Willian Arão hoje permite que o Flamengo ataque o tempo todo. Assim, se tornou imprescindível.
Complemento: explorando melhor a participação de Arão na saída de bola e na construção do jogo ofensivo do Flamengo
Jorge Jesus gosta de usar a “saída de três” em algumas situações para conseguir superioridade numérica contra o adversário logo na saída de bola. Com isso, Arão recua entre os zagueiros para iniciar o jogo junto com eles e com o goleiro. Com o tempo, ele foi se acostumando e ficando mais confortável nesse posicionamento. Um movimento mal feito de recuo para tomar o lugar de um zagueiro avançando, inclusive, foi a origem do “Tá mal, Arão”, mas esses elementos foram sendo incorporados ao seu jogo de forma natural.
A mudança na sua dinâmica de jogo fica claríssima quando comparamos a região do campo de onde se originavam seus passes com Abel Braga e com Jorge Jesus no comando. Menos passes no ataque, mais passes na defesa e uma enorme participação no meio-campo.
Uma opção extremamente confiável para virar o jogo
O primeiro passe para iniciar a jogada é fundamental. No momento em que a bola sai limpa lá de trás, vai desorganizando o adversário e a jogada consegue chegar limpa lá na frente. Mesmo jogando recuado, Arão é fundamental para a fluidez do ataque rubro-negro.
O segredo nessa etapa é paciência. Às vezes, a bola circula de um lado para o outro até encontrar a brecha para avançar. Com isso, a quantidade de passes feitos por Arão por jogo aumentou 15%, mas o percentual de passes para frente caiu de 77% para 73%. Mesmo com um percentual um pouco menor, em números absolutos, Arão dá mais passes para frente com Jesus (39 por jogo) do que dava antes (35.8). O percentual de acerto, que já era muito bom, subiu um pouco, de 89.7% para 91.9%.
Leia também: Um Flamengo que não abdica da sua forma de jogo
Conforme o Flamengo avança e se estabelece no campo de ataque, forçando o adversário a recuar, Arão se desgruda dos zagueiros e passa a ser uma opção de passe pelo meio para girar o jogo. Aí vem a maior diferença nas estatísticas e a principal melhora técnica trazida por Jorge Jesus: o passe longo. Arão fazia 0.7 passes longos por jogo com Abel e passou a fazer 1.2 com Jesus. O mais impressionante: acertava 70% e passou a acertar 93%!!!

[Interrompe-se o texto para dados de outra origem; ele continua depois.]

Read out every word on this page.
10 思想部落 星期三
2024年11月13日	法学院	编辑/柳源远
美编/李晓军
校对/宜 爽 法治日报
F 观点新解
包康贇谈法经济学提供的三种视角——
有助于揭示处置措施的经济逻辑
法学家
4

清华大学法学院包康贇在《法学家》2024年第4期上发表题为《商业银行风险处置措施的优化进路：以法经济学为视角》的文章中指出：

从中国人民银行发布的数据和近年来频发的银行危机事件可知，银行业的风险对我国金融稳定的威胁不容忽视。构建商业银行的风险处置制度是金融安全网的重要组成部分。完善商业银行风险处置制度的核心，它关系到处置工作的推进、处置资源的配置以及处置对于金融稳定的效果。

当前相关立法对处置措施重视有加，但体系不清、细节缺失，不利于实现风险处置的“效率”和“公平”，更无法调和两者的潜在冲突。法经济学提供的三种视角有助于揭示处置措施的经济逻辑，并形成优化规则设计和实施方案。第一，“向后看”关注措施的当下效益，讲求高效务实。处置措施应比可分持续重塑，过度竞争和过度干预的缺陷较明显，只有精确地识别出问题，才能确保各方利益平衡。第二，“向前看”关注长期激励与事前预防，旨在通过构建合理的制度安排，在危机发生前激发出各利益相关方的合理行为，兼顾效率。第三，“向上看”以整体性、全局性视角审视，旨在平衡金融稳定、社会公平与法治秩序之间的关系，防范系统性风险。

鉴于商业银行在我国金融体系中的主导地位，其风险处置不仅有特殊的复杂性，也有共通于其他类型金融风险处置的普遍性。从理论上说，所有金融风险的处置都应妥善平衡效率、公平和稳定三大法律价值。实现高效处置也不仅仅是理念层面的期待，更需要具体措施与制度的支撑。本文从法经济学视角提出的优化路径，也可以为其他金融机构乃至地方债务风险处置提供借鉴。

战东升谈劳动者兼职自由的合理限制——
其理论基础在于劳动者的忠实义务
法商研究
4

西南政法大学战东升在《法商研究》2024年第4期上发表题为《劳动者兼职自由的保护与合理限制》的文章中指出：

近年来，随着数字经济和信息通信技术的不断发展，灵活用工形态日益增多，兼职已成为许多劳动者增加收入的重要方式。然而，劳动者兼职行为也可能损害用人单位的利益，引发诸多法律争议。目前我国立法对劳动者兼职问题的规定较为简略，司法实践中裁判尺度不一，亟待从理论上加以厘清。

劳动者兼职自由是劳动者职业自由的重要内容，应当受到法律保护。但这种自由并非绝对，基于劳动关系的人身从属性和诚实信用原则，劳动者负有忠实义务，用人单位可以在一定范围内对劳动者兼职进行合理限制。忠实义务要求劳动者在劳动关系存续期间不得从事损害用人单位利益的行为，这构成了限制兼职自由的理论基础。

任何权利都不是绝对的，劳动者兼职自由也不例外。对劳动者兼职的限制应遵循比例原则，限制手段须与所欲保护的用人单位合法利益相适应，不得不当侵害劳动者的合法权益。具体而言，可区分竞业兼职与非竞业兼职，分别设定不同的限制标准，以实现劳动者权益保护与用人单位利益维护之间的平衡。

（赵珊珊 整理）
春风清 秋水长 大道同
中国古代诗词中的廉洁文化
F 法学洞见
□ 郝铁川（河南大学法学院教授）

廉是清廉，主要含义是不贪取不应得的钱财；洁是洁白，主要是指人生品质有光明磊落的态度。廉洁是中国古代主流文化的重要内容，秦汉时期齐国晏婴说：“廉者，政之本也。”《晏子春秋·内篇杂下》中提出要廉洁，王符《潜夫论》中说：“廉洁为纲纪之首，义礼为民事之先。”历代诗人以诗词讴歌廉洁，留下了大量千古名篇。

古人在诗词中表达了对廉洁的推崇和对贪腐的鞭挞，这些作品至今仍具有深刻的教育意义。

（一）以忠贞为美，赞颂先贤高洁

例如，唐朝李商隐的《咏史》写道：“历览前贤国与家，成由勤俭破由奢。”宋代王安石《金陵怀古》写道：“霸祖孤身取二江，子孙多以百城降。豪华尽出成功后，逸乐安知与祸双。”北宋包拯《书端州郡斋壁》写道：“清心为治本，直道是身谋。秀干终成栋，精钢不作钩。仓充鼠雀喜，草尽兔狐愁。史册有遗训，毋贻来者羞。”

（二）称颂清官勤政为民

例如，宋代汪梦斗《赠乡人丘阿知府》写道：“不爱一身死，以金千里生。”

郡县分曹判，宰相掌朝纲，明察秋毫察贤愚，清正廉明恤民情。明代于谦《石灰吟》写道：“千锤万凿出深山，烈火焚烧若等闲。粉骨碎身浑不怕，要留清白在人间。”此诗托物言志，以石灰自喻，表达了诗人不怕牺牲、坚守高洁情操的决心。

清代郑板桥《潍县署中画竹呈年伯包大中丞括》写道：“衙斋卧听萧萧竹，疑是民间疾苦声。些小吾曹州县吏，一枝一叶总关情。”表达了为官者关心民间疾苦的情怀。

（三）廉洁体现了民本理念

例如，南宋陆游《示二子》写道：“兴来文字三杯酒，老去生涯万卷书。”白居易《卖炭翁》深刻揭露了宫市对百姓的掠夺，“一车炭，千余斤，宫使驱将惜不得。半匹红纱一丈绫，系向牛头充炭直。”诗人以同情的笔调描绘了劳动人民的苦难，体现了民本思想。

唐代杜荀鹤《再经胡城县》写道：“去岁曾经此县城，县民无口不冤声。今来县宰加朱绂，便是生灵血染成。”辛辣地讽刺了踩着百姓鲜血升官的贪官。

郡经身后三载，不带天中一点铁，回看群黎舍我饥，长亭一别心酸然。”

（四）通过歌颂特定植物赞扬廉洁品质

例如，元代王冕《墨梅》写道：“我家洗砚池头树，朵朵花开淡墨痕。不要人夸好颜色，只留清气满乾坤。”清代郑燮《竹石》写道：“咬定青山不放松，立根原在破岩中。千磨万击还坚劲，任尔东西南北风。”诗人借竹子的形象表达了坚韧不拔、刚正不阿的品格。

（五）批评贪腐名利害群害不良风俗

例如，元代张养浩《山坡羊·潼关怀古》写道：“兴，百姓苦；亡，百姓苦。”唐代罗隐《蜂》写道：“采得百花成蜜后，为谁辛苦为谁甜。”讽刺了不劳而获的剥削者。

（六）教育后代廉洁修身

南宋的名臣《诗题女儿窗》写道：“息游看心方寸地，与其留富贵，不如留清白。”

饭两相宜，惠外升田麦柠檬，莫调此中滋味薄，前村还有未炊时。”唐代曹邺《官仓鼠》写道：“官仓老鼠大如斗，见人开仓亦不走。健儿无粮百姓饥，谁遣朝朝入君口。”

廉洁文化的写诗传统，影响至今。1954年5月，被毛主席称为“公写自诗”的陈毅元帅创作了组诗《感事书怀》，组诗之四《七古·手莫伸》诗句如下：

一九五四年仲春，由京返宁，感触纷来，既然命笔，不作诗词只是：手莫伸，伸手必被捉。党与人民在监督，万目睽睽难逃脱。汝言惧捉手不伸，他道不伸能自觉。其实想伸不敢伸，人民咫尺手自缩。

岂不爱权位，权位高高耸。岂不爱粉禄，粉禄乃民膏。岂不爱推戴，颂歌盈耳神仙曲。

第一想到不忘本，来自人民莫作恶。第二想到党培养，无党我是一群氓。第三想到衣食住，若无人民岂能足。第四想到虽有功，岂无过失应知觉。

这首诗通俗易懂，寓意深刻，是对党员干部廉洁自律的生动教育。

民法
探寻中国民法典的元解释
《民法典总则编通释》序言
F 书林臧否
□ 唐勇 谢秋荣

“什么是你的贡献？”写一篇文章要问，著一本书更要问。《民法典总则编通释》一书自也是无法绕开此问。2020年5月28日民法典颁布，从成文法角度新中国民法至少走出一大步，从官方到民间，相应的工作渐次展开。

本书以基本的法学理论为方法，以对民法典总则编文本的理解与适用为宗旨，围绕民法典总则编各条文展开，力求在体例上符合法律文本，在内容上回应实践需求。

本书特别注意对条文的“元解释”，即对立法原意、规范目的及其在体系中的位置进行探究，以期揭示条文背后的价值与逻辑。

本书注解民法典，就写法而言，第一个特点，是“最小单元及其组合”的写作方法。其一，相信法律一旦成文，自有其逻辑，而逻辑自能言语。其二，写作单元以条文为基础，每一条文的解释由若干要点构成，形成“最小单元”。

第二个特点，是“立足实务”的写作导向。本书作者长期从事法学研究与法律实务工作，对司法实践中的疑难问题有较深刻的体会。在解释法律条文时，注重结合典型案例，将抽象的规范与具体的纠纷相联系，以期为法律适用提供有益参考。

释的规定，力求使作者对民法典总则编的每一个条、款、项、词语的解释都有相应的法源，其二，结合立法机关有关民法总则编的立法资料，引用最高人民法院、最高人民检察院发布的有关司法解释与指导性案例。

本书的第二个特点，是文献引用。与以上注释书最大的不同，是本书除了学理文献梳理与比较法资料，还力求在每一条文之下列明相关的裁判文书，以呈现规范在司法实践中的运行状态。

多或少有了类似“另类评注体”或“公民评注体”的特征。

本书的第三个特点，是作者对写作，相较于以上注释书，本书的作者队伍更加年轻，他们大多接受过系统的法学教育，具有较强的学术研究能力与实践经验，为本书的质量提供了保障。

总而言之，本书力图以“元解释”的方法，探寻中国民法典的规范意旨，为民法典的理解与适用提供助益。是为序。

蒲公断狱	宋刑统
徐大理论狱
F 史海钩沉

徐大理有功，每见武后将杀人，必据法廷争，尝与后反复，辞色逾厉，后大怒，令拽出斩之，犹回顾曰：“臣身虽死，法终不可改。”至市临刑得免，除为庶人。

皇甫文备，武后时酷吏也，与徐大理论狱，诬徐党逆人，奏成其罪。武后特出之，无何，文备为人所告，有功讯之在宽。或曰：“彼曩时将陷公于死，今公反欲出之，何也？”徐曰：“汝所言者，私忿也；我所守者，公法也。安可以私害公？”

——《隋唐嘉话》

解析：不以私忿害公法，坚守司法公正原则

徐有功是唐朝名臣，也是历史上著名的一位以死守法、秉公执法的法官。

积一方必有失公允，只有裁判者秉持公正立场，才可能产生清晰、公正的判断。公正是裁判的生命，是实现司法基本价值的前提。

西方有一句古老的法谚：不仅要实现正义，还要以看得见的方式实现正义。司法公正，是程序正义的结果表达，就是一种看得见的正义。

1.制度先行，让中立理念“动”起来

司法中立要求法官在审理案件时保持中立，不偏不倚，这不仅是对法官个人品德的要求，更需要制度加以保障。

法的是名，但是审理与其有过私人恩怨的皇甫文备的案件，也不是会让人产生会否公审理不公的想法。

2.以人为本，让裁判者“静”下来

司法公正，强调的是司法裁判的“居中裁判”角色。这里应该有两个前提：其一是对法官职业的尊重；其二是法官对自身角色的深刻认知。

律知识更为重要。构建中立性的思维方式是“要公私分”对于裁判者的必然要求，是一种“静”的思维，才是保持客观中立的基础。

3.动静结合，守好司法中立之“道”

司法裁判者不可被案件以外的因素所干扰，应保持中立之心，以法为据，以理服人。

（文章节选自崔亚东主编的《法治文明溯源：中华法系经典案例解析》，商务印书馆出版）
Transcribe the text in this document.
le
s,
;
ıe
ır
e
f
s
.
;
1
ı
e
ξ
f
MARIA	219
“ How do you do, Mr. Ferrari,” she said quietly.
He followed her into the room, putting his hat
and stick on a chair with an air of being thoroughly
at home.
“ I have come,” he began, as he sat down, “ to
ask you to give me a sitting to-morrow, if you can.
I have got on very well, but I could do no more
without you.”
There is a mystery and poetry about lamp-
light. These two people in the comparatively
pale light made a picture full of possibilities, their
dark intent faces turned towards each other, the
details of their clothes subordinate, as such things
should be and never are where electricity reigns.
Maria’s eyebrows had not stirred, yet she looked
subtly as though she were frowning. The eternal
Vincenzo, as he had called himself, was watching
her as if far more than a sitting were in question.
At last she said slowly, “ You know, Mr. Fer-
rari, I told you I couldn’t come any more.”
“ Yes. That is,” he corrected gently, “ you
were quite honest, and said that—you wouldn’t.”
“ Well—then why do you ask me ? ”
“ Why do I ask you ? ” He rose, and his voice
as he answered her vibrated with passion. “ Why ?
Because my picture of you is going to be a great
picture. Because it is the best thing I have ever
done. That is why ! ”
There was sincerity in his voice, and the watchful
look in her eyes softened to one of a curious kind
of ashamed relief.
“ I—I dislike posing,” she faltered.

Ele virou uma opção extremamente confiável para virar o jogo de um lado para o outro, variando a forma de atacar e tentando pegar os adversários desprevenidos. Com essa nova ferramenta em seu repertório, Arão foi se tornando cada vez mais importante. Por fim, se hoje o seu maior destaque é o controle dos espaços no meio-campo sem a bola, podemos dizer também que com bola o camisa 5 vem se tornando cada vez mais completo. Tá bem demais!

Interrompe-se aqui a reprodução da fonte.